Um
povo sem estado
No final
da I Guerra Mundial, o Império Turco Otomano, que estava no
lado derrotado, foi retalhado pelos vencedores, entre os quais o
imperialismo inglês e o francês, dando origem ao atual
mapa do Oriente Médio. As regiões que hoje conhecemos
como Iraque, Síria, Jordânia, Líbano, Palestina
(depois invadida pelo sionismo para dar origem a Israel) foram
divididas entre as potências vencedoras como parte do butim de
guerra.
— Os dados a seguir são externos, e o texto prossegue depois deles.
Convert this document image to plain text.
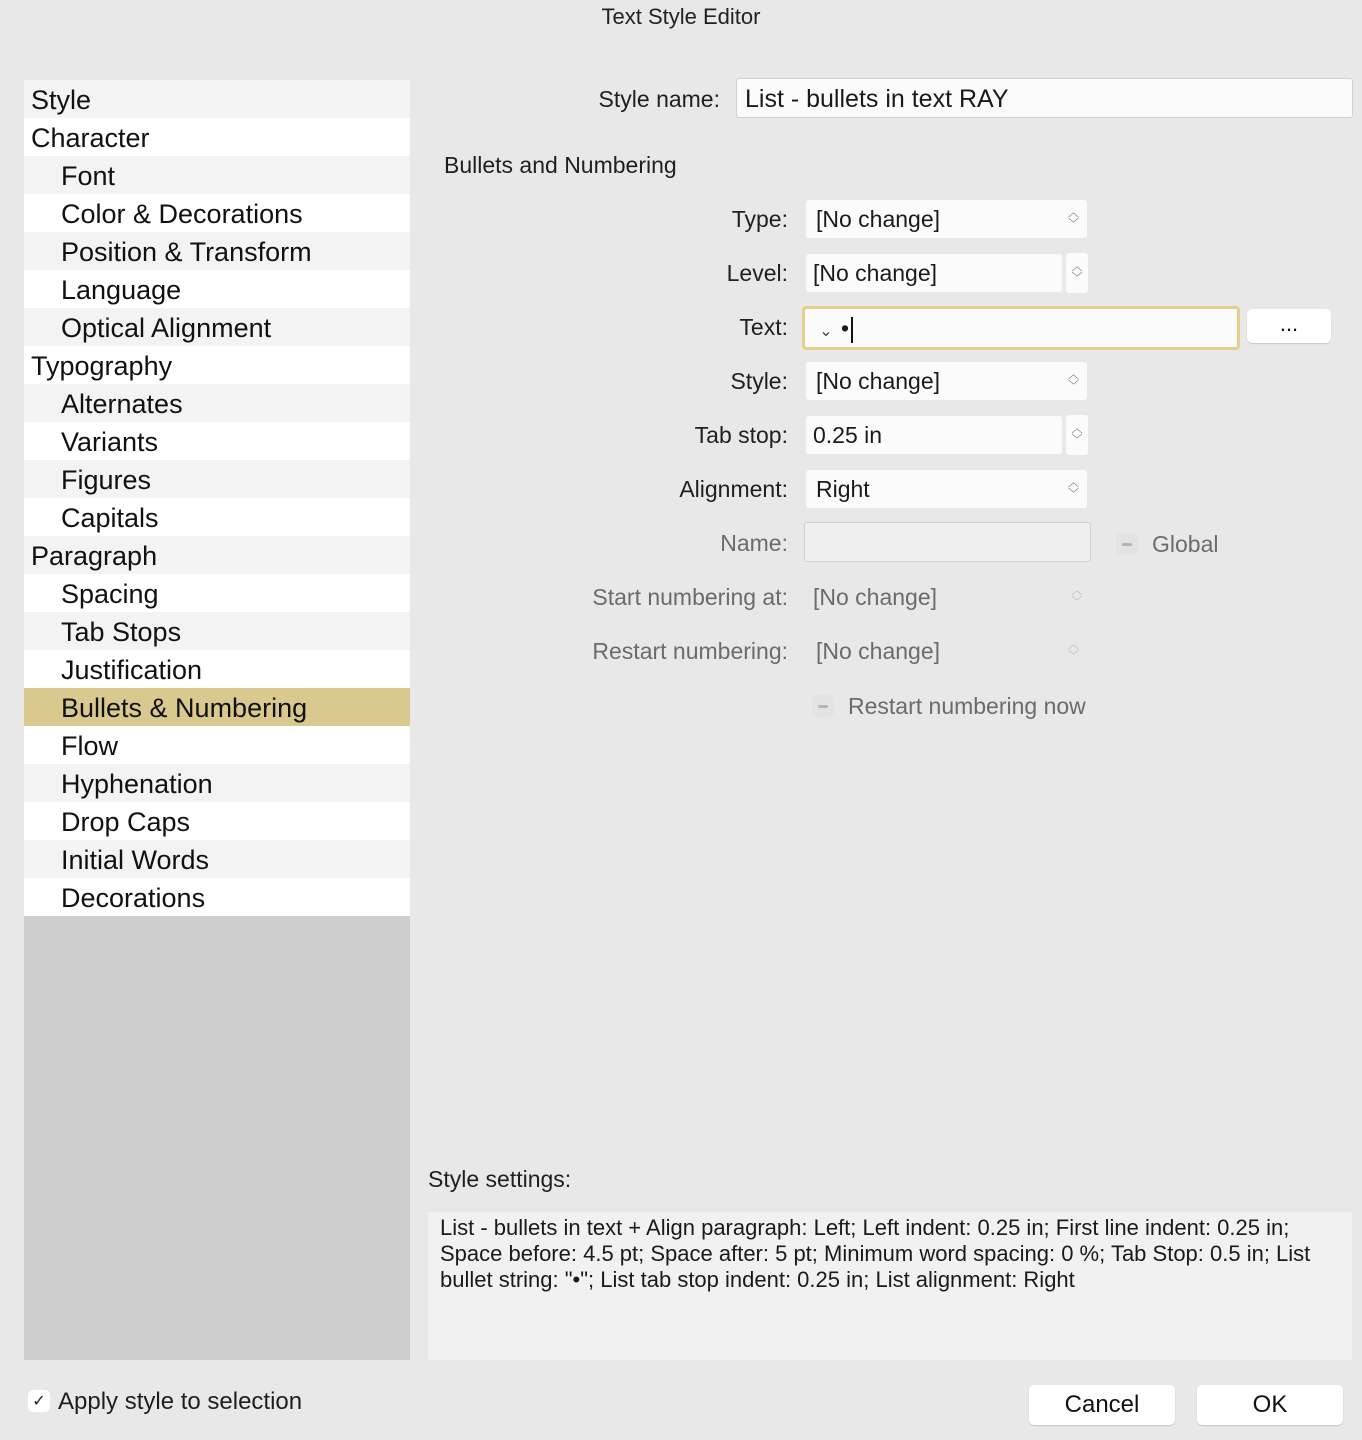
Text Style Editor
Style
Character
Font
Color & Decorations
Position & Transform
Language
Optical Alignment
Typography
Alternates
Variants
Figures
Capitals
Paragraph
Spacing
Tab Stops
Justification
Bullets & Numbering
Flow
Hyphenation
Drop Caps
Initial Words
Decorations
Style name:	List - bullets in text RAY
Bullets and Numbering
Type:	[No change]	︿
﹀
Level:	[No change]	︿
﹀
Text:	⌄ •	...
Style:	[No change]	︿
﹀
Tab stop:	0.25 in	︿
﹀
Alignment:	Right	︿
﹀
Name:	Global
Start numbering at:	[No change]	︿
﹀
Restart numbering:	[No change]	︿
﹀
Restart numbering now
Style settings:
List - bullets in text + Align paragraph: Left; Left indent: 0.25 in; First line indent: 0.25 in; Space before: 4.5 pt; Space after: 5 pt; Minimum word spacing: 0 %; Tab Stop: 0.5 in; List bullet string: "•"; List tab stop indent: 0.25 in; List alignment: Right
✓ Apply style to selection	Cancel	OK
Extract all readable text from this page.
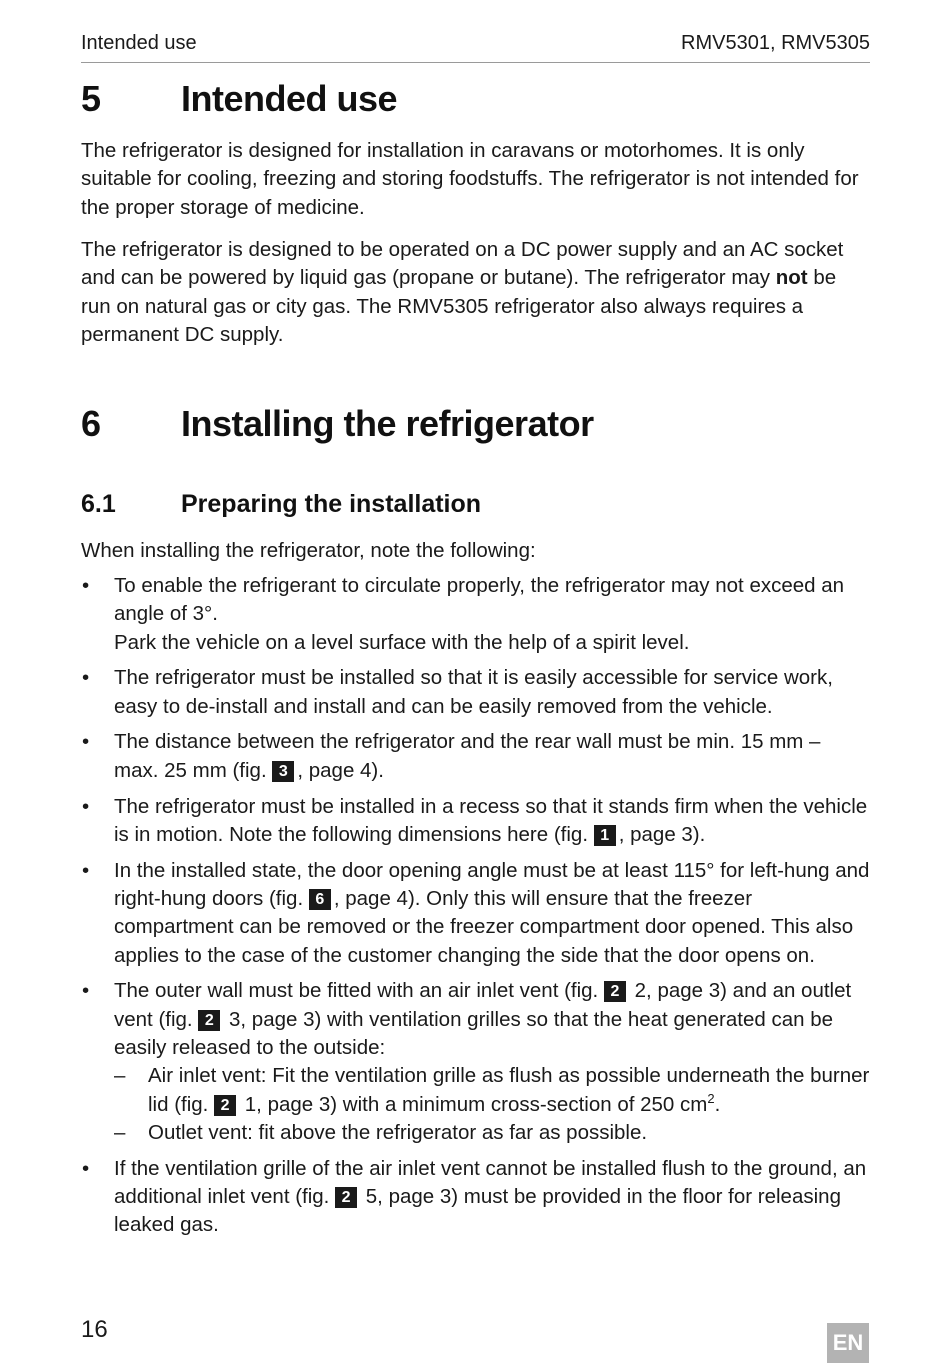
Intended use	RMV5301, RMV5305
5 Intended use

The refrigerator is designed for installation in caravans or motorhomes. It is only suitable for cooling, freezing and storing foodstuffs. The refrigerator is not intended for the proper storage of medicine.

The refrigerator is designed to be operated on a DC power supply and an AC socket and can be powered by liquid gas (propane or butane). The refrigerator may not be run on natural gas or city gas. The RMV5305 refrigerator also always requires a permanent DC supply.

6 Installing the refrigerator
6.1	Preparing the installation

When installing the refrigerator, note the following:

• To enable the refrigerant to circulate properly, the refrigerator may not exceed an angle of 3°.
Park the vehicle on a level surface with the help of a spirit level.
• The refrigerator must be installed so that it is easily accessible for service work, easy to de-install and install and can be easily removed from the vehicle.
• The distance between the refrigerator and the rear wall must be min. 15 mm – max. 25 mm (fig. 3 , page 4).
• The refrigerator must be installed in a recess so that it stands firm when the vehicle is in motion. Note the following dimensions here (fig. 1 , page 3).
• In the installed state, the door opening angle must be at least 115° for left-hung and right-hung doors (fig. 6 , page 4). Only this will ensure that the freezer compartment can be removed or the freezer compartment door opened. This also applies to the case of the customer changing the side that the door opens on.
• The outer wall must be fitted with an air inlet vent (fig. 2 2, page 3) and an outlet vent (fig. 2 3, page 3) with ventilation grilles so that the heat generated can be easily released to the outside:
– Air inlet vent: Fit the ventilation grille as flush as possible underneath the burner lid (fig. 2 1, page 3) with a minimum cross-section of 250 $cm^2$.
– Outlet vent: fit above the refrigerator as far as possible.
• If the ventilation grille of the air inlet vent cannot be installed flush to the ground, an additional inlet vent (fig. 2 5, page 3) must be provided in the floor for releasing leaked gas.
16	EN
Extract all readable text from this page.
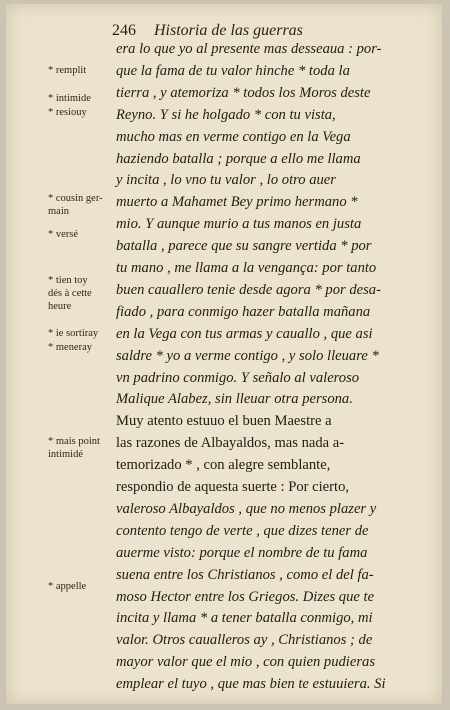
246 Historia de las guerras
era lo que yo al presente mas desseaua : por-
que la fama de tu valor hinche * toda la
tierra , y atemoriza * todos los Moros deste
Reyno. Y si he holgado * con tu vista,
mucho mas en verme contigo en la Vega
haziendo batalla ; porque a ello me llama
y incita , lo vno tu valor , lo otro auer
muerto a Mahamet Bey primo hermano *
mio. Y aunque murio a tus manos en justa
batalla , parece que su sangre vertida * por
tu mano , me llama a la vengança: por tanto
buen cauallero tenie desde agora * por desa-
fiado , para conmigo hazer batalla mañana
en la Vega con tus armas y cauallo , que asi
saldre * yo a verme contigo , y solo lleuare *
vn padrino conmigo. Y señalo al valeroso
Malique Alabez, sin lleuar otra persona.
Muy atento estuuo el buen Maestre a
las razones de Albayaldos, mas nada a-
temorizado * , con alegre semblante,
respondio de aquesta suerte : Por cierto,
valeroso Albayaldos , que no menos plazer y
contento tengo de verte , que dizes tener de
auerme visto: porque el nombre de tu fama
suena entre los Christianos , como el del fa-
moso Hector entre los Griegos. Dizes que te
incita y llama * a tener batalla conmigo, mi
valor. Otros caualleros ay , Christianos ; de
mayor valor que el mio , con quien pudieras
emplear el tuyo , que mas bien te estuuiera. Si
* remplit
* intimide
* resiouy
* cousin ger-
main
* versé
* tien toy
dés à cette
heure
* ie sortiray
* meneray
* mais point
intimidé
* appelle
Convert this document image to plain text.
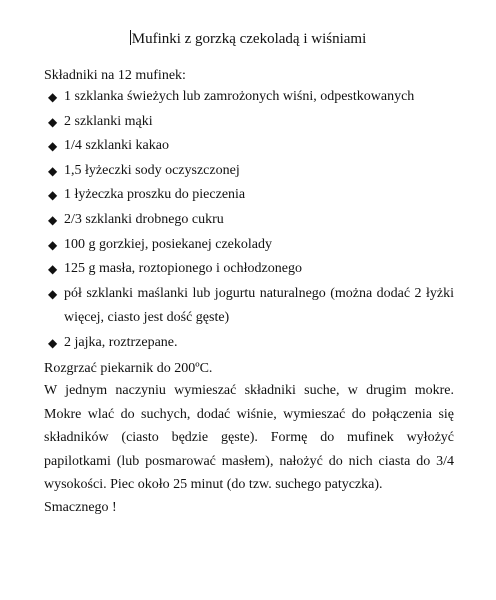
Mufinki z gorzką czekoladą i wiśniami

Składniki na 12 mufinek:

◆ 1 szklanka świeżych lub zamrożonych wiśni, odpestkowanych
◆ 2 szklanki mąki
◆ 1/4 szklanki kakao
◆ 1,5 łyżeczki sody oczyszczonej
◆ 1 łyżeczka proszku do pieczenia
◆ 2/3 szklanki drobnego cukru
◆ 100 g gorzkiej, posiekanej czekolady
◆ 125 g masła, roztopionego i ochłodzonego
◆ pół szklanki maślanki lub jogurtu naturalnego (można dodać 2 łyżki więcej, ciasto jest dość gęste)
◆ 2 jajka, roztrzepane.

Rozgrzać piekarnik do 200ºC.

W jednym naczyniu wymieszać składniki suche, w drugim mokre. Mokre wlać do suchych, dodać wiśnie, wymieszać do połączenia się składników (ciasto będzie gęste). Formę do mufinek wyłożyć papilotkami (lub posmarować masłem), nałożyć do nich ciasta do 3/4 wysokości. Piec około 25 minut (do tzw. suchego patyczka).

Smacznego !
Mas ao traçar os mapas dos territórios que se
transformariam nos atuais países, os imperialistas
"esqueceram" de criar o Curdistão.
Como
resultado dessa divisão arbitrária, os curdos
permanecem até hoje como o maior povo sem estado no mundo. A
população curda de cerca de 40 milhões de
pessoas se espalha por um território que está recortado
pelas fronteiras de quatro países: Turquia, Síria,
Iraque e Irã. E nesses quatro países são
igualmente oprimidos. A maior organização do povo
curdo, o Partido dos Trabalhadores do Curdistão (PKK na sigla
em idioma local), baseado na Turquia, é considerado como
organização terrorista pelo governo turco e seus
aliados, os Estados Unidos, e reprimido como tal. Quando governava o
Iraque, Saddam Hussein chegou a usar bombardeios de armas químicas
contra o povo curdo para conter sua luta por autonomia. No Irã,
os curdos são oprimidos pela ditadura dos aiatolás, e
na Síria pela de Bashar Al Assad. Foi passando por essas
dificuldades que a saga do povo curdo chegou ao século XXI.
Da Primavera Árabe ao Estado Islâmico
Quando a
Primavera Árabe despertou as esperanças dos povos de
toda a região de se libertar dos seus odiados governantes, a
Síria também se levantou contra a ditadura de Assad.
Mas a resposta violenta do ditador transformou o levantamento popular
numa sangrenta guerra civil. Parte das forças que inicialmente
receberam o apoio do imperialismo estadunidense contra Assad (e que
reuniam radicais islâmicos de vários países da
região) se transformaram recentemente em Estado Islâmico
do Iraque e Oriente (ISIS na sigla em inglês, ou Daesh em
árabe.). O Estado Islâmico – EI – acabou tomando o
controle de toda uma vasta região que se estende entre o
Iraque e a Síria, apropriando-se da riqueza petrolífera
e das armas deixadas pelos Estados Unidos.
O EI se
dedica a estabelecer um califado, ou seja, um regime idêntico
ao dos sucessores imediatos do profeta Maomé, no século
VII, por meio de uma campanha sanguinária contra os povos da
região. Essa campanha se opõe também às
demais denominações da religião muçulmana.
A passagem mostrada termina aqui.